Jungle Madness
WERNER HERZOG, THE FORTY-year-old German filmmaker, isn’t one to be daunted. When a dwarf actor injured himself on the set of the director’s ‘Even Dwarfs Started Small’ (1969), Herzog, in order to encourage the cast and get the movie back on schedule, promised to jump into a gigantic cactus when shooting was finally finished. (He did.)
When the German film historian Lotte Eisner was sick and in a Paris hospital, Herzog decided to walk from Munich to the French capital, thinking that when he arrived there, she would be out of danger. (She was.) And when, in 1976, the volcano on the Caribbean island of La Soufriere seemed ready to erupt, and the inhabitants were shipped off to safety, Herzog sailed onto the island to film an extraordinary documentary about the one man who had refused to leave. (La Soufriere didn’t explode, but who was to know?)
However, Herzog’s most recent film, ‘Fitzcarraldo,’ almost proved his undoing. The movie, which takes place at the turn of the century in the Peruvian Amazon, tells of a man named Fitzcarraldo (played with irremediable frenzy by Klaus Kinski) who, so obsessed with raising money to build his own opera house in the jungle, decides to move a 320-ton steamboat over a steep hill from one river tributary to another in order to gain access to an inaccessible region of valuable rubber trees. Aided by hundreds of mysteriously motivated Indians, Fitzcarraldo oversees the amazing project: his boat is laboriously, moved, foot by foot, over the hill, only to be unmoored by the Indians on the other side of the river bank. From there, it winds up careening into the raging rapids; the Indians view this as an act designed to appease the evil spirits of the river. Fitzcarraldo, his mission a failure, refuses to give up his operatic obsession. He salvages the damaged but still-floating boat and sails it proudly into the port of Iquitos, with a visiting opera troupe performing grandly on its deck.

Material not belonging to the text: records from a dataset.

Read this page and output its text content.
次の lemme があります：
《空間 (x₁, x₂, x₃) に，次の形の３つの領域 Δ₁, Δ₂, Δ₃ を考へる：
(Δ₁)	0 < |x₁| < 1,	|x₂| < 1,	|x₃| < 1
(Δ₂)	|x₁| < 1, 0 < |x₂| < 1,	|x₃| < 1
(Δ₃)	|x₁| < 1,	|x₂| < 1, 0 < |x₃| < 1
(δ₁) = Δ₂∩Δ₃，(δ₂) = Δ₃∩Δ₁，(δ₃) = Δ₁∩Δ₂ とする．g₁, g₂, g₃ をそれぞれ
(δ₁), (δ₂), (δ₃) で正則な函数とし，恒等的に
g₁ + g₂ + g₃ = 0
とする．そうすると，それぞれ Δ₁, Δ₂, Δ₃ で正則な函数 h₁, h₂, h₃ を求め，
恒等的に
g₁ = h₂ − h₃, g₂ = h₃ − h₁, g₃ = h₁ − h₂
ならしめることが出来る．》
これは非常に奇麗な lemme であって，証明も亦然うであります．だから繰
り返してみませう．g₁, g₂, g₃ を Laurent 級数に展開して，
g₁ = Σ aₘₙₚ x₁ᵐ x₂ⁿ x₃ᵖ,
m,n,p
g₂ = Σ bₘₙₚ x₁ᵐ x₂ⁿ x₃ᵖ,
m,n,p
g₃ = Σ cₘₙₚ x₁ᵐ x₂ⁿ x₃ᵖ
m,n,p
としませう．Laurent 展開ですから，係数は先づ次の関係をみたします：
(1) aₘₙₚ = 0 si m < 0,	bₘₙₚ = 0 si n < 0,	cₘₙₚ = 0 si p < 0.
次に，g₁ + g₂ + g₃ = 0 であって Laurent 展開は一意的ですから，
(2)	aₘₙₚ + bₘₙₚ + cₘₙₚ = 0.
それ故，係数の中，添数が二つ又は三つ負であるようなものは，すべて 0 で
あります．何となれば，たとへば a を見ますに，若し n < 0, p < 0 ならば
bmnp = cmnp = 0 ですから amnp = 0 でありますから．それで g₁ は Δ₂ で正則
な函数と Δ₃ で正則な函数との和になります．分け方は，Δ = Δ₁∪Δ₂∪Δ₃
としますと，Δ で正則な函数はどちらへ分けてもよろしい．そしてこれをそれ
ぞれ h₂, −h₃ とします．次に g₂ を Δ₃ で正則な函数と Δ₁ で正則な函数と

Five years in the making (or unmaking, as it almost turned out), ‘Fitzcarraldo’ was plagued by a border war between Peru and Ecuador, a plane crash, feuding Indian tribes, a disastrous rainy season and illness. The original Fitzcarraldo, Jason Robards, came down with amoebic dysentery and was forced to go home; his sidekick in the film, Mick Jagger, couldn’t return to the set because of the Rolling Stones’ 1981 American tour. Undaunted, Herzog started again from scratch, rewrote the script, brought in Klaus Kinski to play the lead role and somehow managed to finish the film –– wresting, like Fitzcarraldo himself, success from failure. (Herzog’s trials and tribulations are revealingly documented in Les Blank’s ‘Burden of Dreams,’ a film about the making of ‘Fitzcarraldo.’)
“There were days when I had the feeling that there was a curse on the whole project.” Herzog said during our conversation in New York in September. “The real achievement of the film is that I finished it—that I would not stop, that I would not be scared away.”
In 1973, you made ‘Aguirre, the Wrath of God,’ which was set in the Peruvian jungle. And now you’ve returned there for ‘Fitzcarraldo.’ One of the characters in this new film says that the jungle is full of “lies, demons, illusions.” Why are you fascinated with it?
In the film, the old missionary tells Fitzcarraldo that he finds it hard to get the natives away from the idea that our everyday life is only an illusion behind which lie the realities of dreams. So when I refer to the illusions or dreams or hallucinations or demons of the jungle, I’m actually talking about an intensified form of reality. . . . And it’s a better part of reality, by the way [laughing]. All of a sudden, an event that hundreds of persons have witnessed is converted into some sort of mythical, distorted, dreamlike story – —it’s quite amazing. And you have to deal with these kinds of fantasies; they’re part of the vapor that is sweat out by the jungle. That’s what I like about the jungle, even though it just hits back at the idiot who comes in and wants to make a film there.
You’ve made films in the jungle as well as in the desert and on a volcanic island. What is it about these elemental landscapes that draws you to them?
These landscapes are extreme ends of what our planet is all about. And they have an enormous visual force. You can stylize and direct the desert and the jungle. Both of them are very good characters, and you can modify them as you would human characters.